Dever meu, agora. Ou melhor, seria, depois de aprender a escrever com a mão esquerda. O Livro Branco estava bem atrasado. A morte de Sor Mandon Moore e a de Sor Preston Greenfield precisavam ser acrescentadas, e o breve e sangrento serviço de Sandor Clegane na Guarda Real também. Novas páginas tinham de ser iniciadas para Sor Balon Swann, Sor Osmund Kettleblack e o Cavaleiro das Flores. Vou ter de convocar um septão para desenhar seus escudos.
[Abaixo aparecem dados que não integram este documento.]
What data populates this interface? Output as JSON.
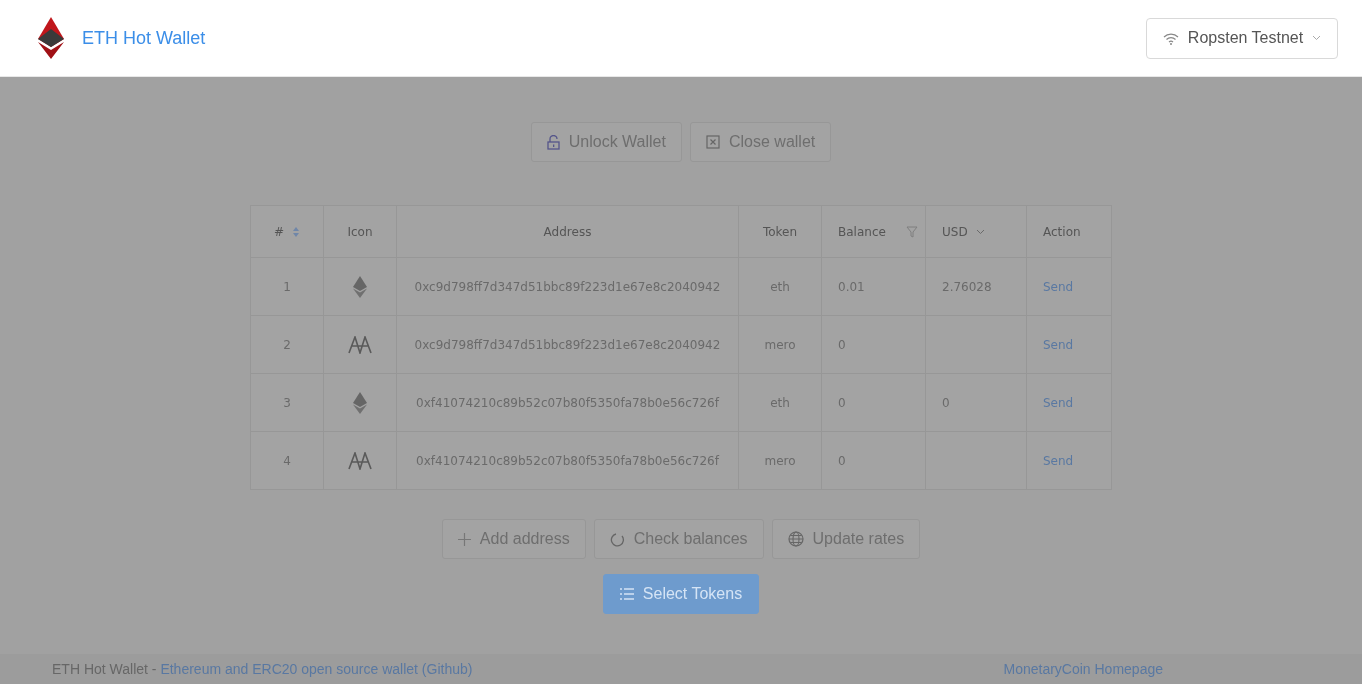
{
  "header": {
    "title": "ETH Hot Wallet",
    "network": "Ropsten Testnet"
  },
  "top_buttons": [
    {
      "label": "Unlock Wallet",
      "kind": "lock"
    },
    {
      "label": "Close wallet",
      "kind": "close"
    }
  ],
  "table": {
    "columns": [
      {
        "label": "#",
        "sort": true
      },
      {
        "label": "Icon"
      },
      {
        "label": "Address"
      },
      {
        "label": "Token"
      },
      {
        "label": "Balance",
        "filter": true
      },
      {
        "label": "USD",
        "dropdown": true
      },
      {
        "label": "Action"
      }
    ],
    "rows": [
      {
        "index": "1",
        "kind": "eth",
        "address": "0xc9d798ff7d347d51bbc89f223d1e67e8c2040942",
        "token": "eth",
        "balance": "0.01",
        "usd": "2.76028",
        "action": "Send"
      },
      {
        "index": "2",
        "kind": "mero",
        "address": "0xc9d798ff7d347d51bbc89f223d1e67e8c2040942",
        "token": "mero",
        "balance": "0",
        "action": "Send"
      },
      {
        "index": "3",
        "kind": "eth",
        "address": "0xf41074210c89b52c07b80f5350fa78b0e56c726f",
        "token": "eth",
        "balance": "0",
        "usd": "0",
        "action": "Send"
      },
      {
        "index": "4",
        "kind": "mero",
        "address": "0xf41074210c89b52c07b80f5350fa78b0e56c726f",
        "token": "mero",
        "balance": "0",
        "action": "Send"
      }
    ]
  },
  "bottom_buttons": [
    {
      "label": "Add address",
      "kind": "plus"
    },
    {
      "label": "Check balances",
      "kind": "reload"
    },
    {
      "label": "Update rates",
      "kind": "globe"
    }
  ],
  "primary_button": {
    "label": "Select Tokens"
  },
  "footer": {
    "text": "ETH Hot Wallet - ",
    "link": "Ethereum and ERC20 open source wallet (Github)",
    "right_link": "MonetaryCoin Homepage"
  }
}
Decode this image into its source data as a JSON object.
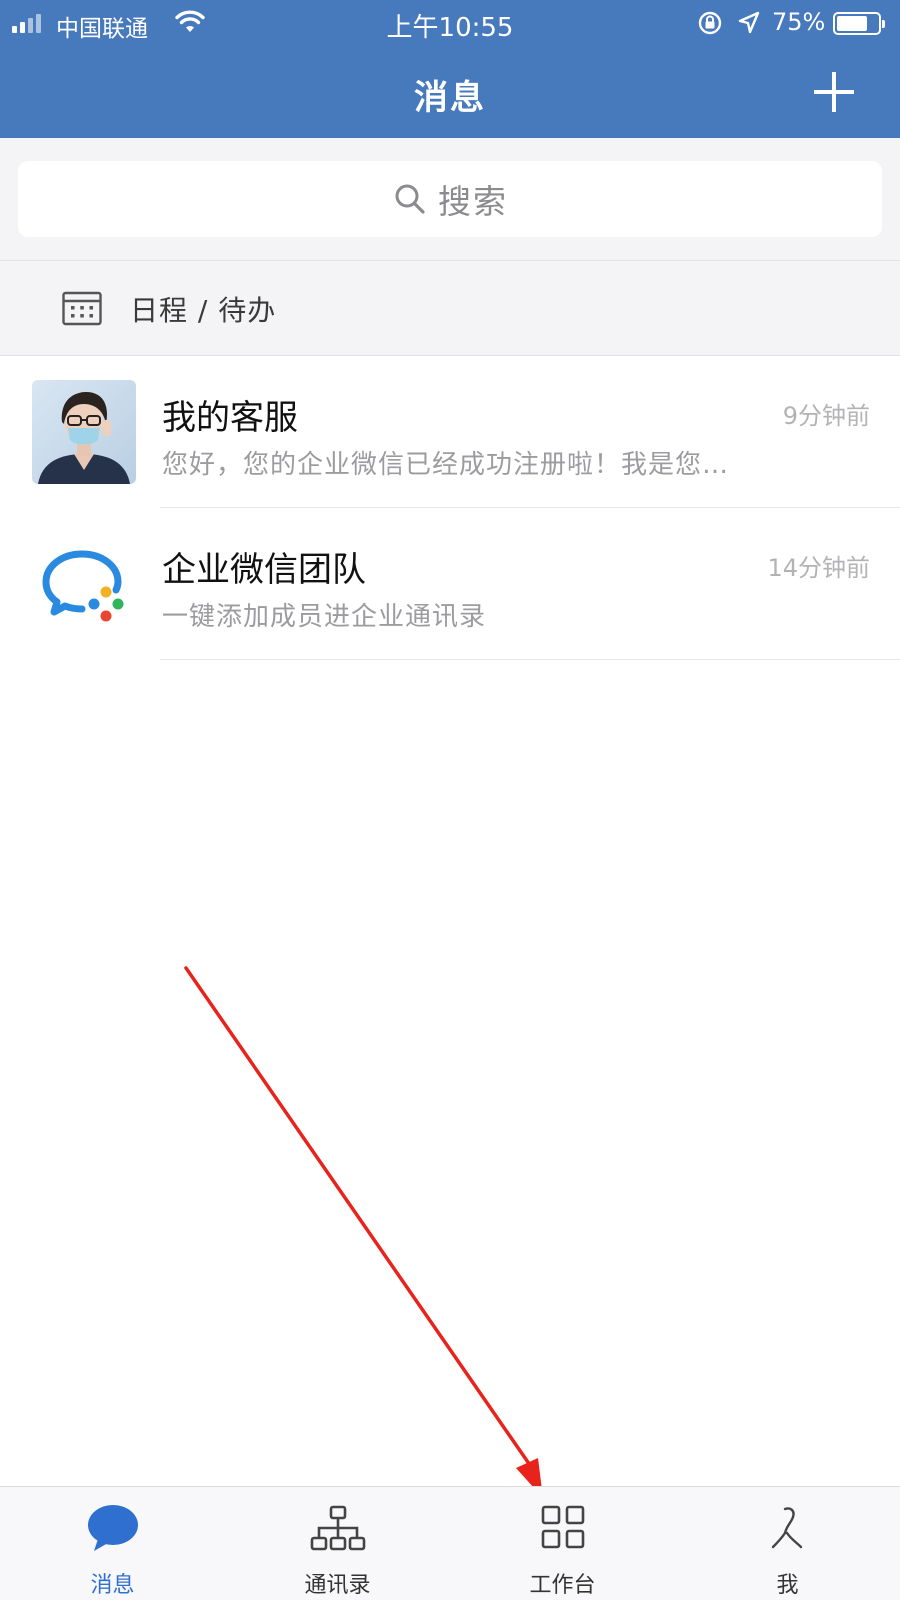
{
  "status_bar": {
    "carrier": "中国联通",
    "time": "上午10:55",
    "battery": "75%",
    "battery_level": 0.75
  },
  "nav": {
    "title": "消息",
    "add_icon": "plus-icon"
  },
  "search": {
    "placeholder": "搜索",
    "icon": "search-icon"
  },
  "schedule": {
    "label": "日程 / 待办",
    "icon": "calendar-icon"
  },
  "messages": [
    {
      "name": "我的客服",
      "time": "9分钟前",
      "preview": "您好，您的企业微信已经成功注册啦！我是您…",
      "avatar": "person-photo-avatar"
    },
    {
      "name": "企业微信团队",
      "time": "14分钟前",
      "preview": "一键添加成员进企业通讯录",
      "avatar": "wecom-logo-avatar"
    }
  ],
  "tabs": [
    {
      "label": "消息",
      "icon": "chat-bubble-icon",
      "active": true
    },
    {
      "label": "通讯录",
      "icon": "org-chart-icon",
      "active": false
    },
    {
      "label": "工作台",
      "icon": "grid-icon",
      "active": false
    },
    {
      "label": "我",
      "icon": "profile-icon",
      "active": false
    }
  ],
  "colors": {
    "header": "#4779bd",
    "accent": "#2f6fd0",
    "annotation_arrow": "#e8231b"
  }
}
Sor Barristan Selmy precedera Jaime como Senhor Comandante. O escudo no topo de sua página mostrava as armas da Casa Selmy: três espigas de trigo, amarelas, em fundo marrom. Jaime divertiu-se, embora não tenha ficado surpreso, ao descobrir que Sor Barristan tivera o cuidado de registrar a própria destituição antes de abandonar o castelo.
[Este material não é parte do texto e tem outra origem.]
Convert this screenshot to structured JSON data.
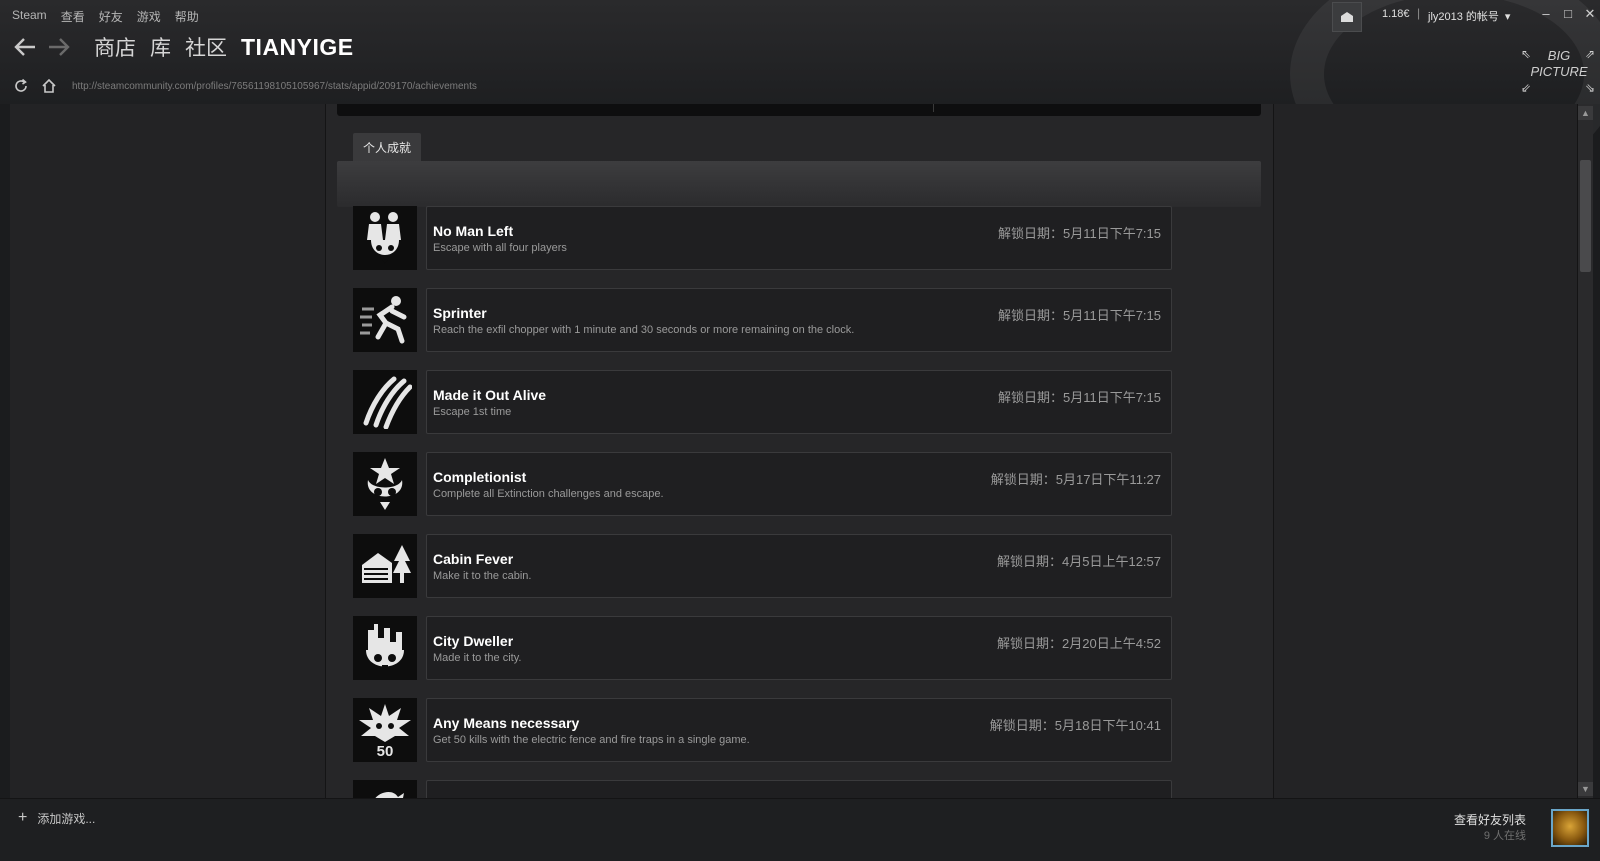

Sor Barristan da Casa Selmy. Filho primogênito de Sor Lyonel Selmy de Solar de Colheitas. Serviu como escudeiro de Sor Manfred Swann. Cognominado “o Ousado” no seu 10º ano, quando envergou uma armadura emprestada para surgir como cavaleiro misterioso no torneio em Portonegro, onde foi derrotado e desmascarado por Duncan, o Príncipe das Libélulas. Armado cavaleiro no seu 16º ano pelo Rei Aegon V Targaryen, após realizar grandes feitos de perícia como cavaleiro misterioso no torneio de inverno em Porto Real, derrotando o Príncipe Duncan, o Pequeno, e Sor Duncan, o Alto, Senhor Comandante da Guarda Real. Matou Maelys, o Monstruoso, o último dos Pretendentes Blackfyre, em combate singular durante a Guerra dos Reis de Nove Moedas. Derrotou Lormelle Lança Longa e Cedrik Storm, o Bastardo de Portabrônzea. Nomeado para a Guarda Real no seu 23º ano pelo Senhor Comandante Sor Gerold Hightower. Defendeu a passagem contra todos os desafiantes no torneio da Ponte de Prata. Vencedor do corpo a corpo em Lagoa da Donzela. Levou o Rei Aerys II até lugar seguro durante o Desafio de Valdocaso, apesar de um ferimento de flecha no peito. Vingou o assassinato de seu Irmão Juramentado, Sor Gwayne Gaunt. Salvou a Senhora Jeyne Swann e a sua septã da Irmandade da Mata de Rei, derrotando Simon Toyne e o Cavaleiro Sorridente, e matando o primeiro. No torneio de Vilavelha, derrotou e desmascarou o cavaleiro misterioso Escudo-Negro, revelando-o como o Bastardo de Terraltas. Único campeão no torneio de Lorde Steffon em Ponta Tempestade, onde derrubou Lorde Robert Baratheon, o Príncipe Oberyn Martell, Lorde Leyton Hightower, Lorde Jon Connington, Lorde Jason Mallister e o Príncipe Rhaegar Targaryen. Ferido por flecha, lança e espada na Batalha do Tridente enquanto lutava ao lado de seus Irmãos Juramentados e Rhaegar, Príncipe de Pedra do Dragão. Perdoado e nomeado Senhor Comandante da Guarda Real pelo Rei Robert I Baratheon. Serviu na guarda de honra que trouxe a Senhora Cersei da Casa Lannister para Porto Real, a fim de desposar o Rei Robert. Liderou o ataque contra Velha Wyk durante a Rebelião de Balon Greyjoy. Campeão do torneio em Porto Real, no seu 57º ano. Destituído do serviço pelo Rei Joffrey Baratheon no seu 61º ano, por motivo de idade avançada.